Coincidentally, the Girl sprouted her first incisor the very day of my extraction. It's the lower left one, and she really works it with her tongue. You can tell she's weirded out by the sensation. But, the confusion lurks on her visage for all of three seconds before she's moved onto something else, like extirpating the pots and pans from their cubby under the microwave.
Last, but most certainly, most assuredly not least, is that we have FINALLY broken the Boy of his pacifier addiction. Our ploy was to use the birth of my most recent nephew (the tenth grandchild in my clan overall) to meet our own ends. We told the Boy that babies need pacifiers, and his new cousin was a have not in this particular arena, and since the Boy is in fact a Big Boy these days, p'raps it was time to pass the pacifier on to his new cousin. So, when these two little men met for the first time on Sunday last, and hence, t'was time for the handoff. And the Boy did it, without so much as a blink.
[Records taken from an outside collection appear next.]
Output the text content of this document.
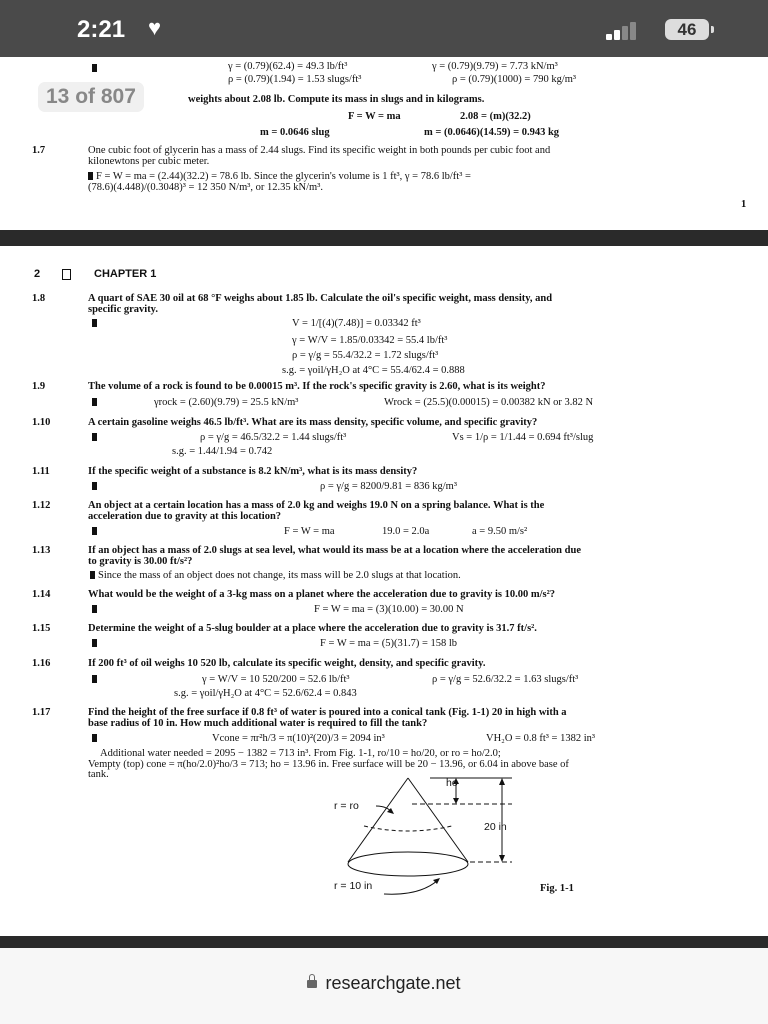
2:21 ♥	46
γ = (0.79)(62.4) = 49.3 lb/ft³	γ = (0.79)(9.79) = 7.73 kN/m³
ρ = (0.79)(1.94) = 1.53 slugs/ft³	ρ = (0.79)(1000) = 790 kg/m³
weights about 2.08 lb. Compute its mass in slugs and in kilograms.
F = W = ma	2.08 = (m)(32.2)
m = 0.0646 slug	m = (0.0646)(14.59) = 0.943 kg
1.7	One cubic foot of glycerin has a mass of 2.44 slugs. Find its specific weight in both pounds per cubic foot and
kilonewtons per cubic meter.
F = W = ma = (2.44)(32.2) = 78.6 lb. Since the glycerin's volume is 1 ft³, γ = 78.6 lb/ft³ =
(78.6)(4.448)/(0.3048)³ = 12 350 N/m³, or 12.35 kN/m³.
1
13 of 807
2	CHAPTER 1
1.8	A quart of SAE 30 oil at 68 °F weighs about 1.85 lb. Calculate the oil's specific weight, mass density, and
specific gravity.
V = 1/[(4)(7.48)] = 0.03342 ft³
γ = W/V = 1.85/0.03342 = 55.4 lb/ft³
ρ = γ/g = 55.4/32.2 = 1.72 slugs/ft³
s.g. = γoil/γH₂O at 4°C = 55.4/62.4 = 0.888
1.9	The volume of a rock is found to be 0.00015 m³. If the rock's specific gravity is 2.60, what is its weight?
γrock = (2.60)(9.79) = 25.5 kN/m³	Wrock = (25.5)(0.00015) = 0.00382 kN or 3.82 N
1.10	A certain gasoline weighs 46.5 lb/ft³. What are its mass density, specific volume, and specific gravity?
ρ = γ/g = 46.5/32.2 = 1.44 slugs/ft³	Vs = 1/ρ = 1/1.44 = 0.694 ft³/slug
s.g. = 1.44/1.94 = 0.742
1.11	If the specific weight of a substance is 8.2 kN/m³, what is its mass density?
ρ = γ/g = 8200/9.81 = 836 kg/m³
1.12	An object at a certain location has a mass of 2.0 kg and weighs 19.0 N on a spring balance. What is the
acceleration due to gravity at this location?
F = W = ma	19.0 = 2.0a	a = 9.50 m/s²
1.13	If an object has a mass of 2.0 slugs at sea level, what would its mass be at a location where the acceleration due
to gravity is 30.00 ft/s²?
Since the mass of an object does not change, its mass will be 2.0 slugs at that location.
1.14	What would be the weight of a 3-kg mass on a planet where the acceleration due to gravity is 10.00 m/s²?
F = W = ma = (3)(10.00) = 30.00 N
1.15	Determine the weight of a 5-slug boulder at a place where the acceleration due to gravity is 31.7 ft/s².
F = W = ma = (5)(31.7) = 158 lb
1.16	If 200 ft³ of oil weighs 10 520 lb, calculate its specific weight, density, and specific gravity.
γ = W/V = 10 520/200 = 52.6 lb/ft³	ρ = γ/g = 52.6/32.2 = 1.63 slugs/ft³
s.g. = γoil/γH₂O at 4°C = 52.6/62.4 = 0.843
1.17	Find the height of the free surface if 0.8 ft³ of water is poured into a conical tank (Fig. 1-1) 20 in high with a
base radius of 10 in. How much additional water is required to fill the tank?
Vcone = πr²h/3 = π(10)²(20)/3 = 2094 in³	VH₂O = 0.8 ft³ = 1382 in³
Additional water needed = 2095 − 1382 = 713 in³. From Fig. 1-1, ro/10 = ho/20, or ro = ho/2.0;
Vempty (top) cone = π(ho/2.0)²ho/3 = 713; ho = 13.96 in. Free surface will be 20 − 13.96, or 6.04 in above base of
tank.
ho
r = ro
20 in
r = 10 in	Fig. 1-1
researchgate.net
I expected tears, and fists, and rending of garments. This pacifier is the one thing, the one lovey, that my Boy has cleaved unto since his days in the cradle. It started to affect the way his teeth are positioned, so divesting him of it was long overdue. But still, I expected much more drama. I was pretty sure he didn't grasp the enormity of the situation.
And, like all good Mommies, I was right on the money.
Later that night he asked for the pacifier. And upon being informed that he wouldn't be on the receiving end of his addiction, well, that's when he unleashed a monsoon of tears. Know what, though? Fifteen minutes later, he was okay with it. There were more grumpies tonight, of course, but only about ten minutes worth. I figure in a week, we'll have kicked the pacifier addiction.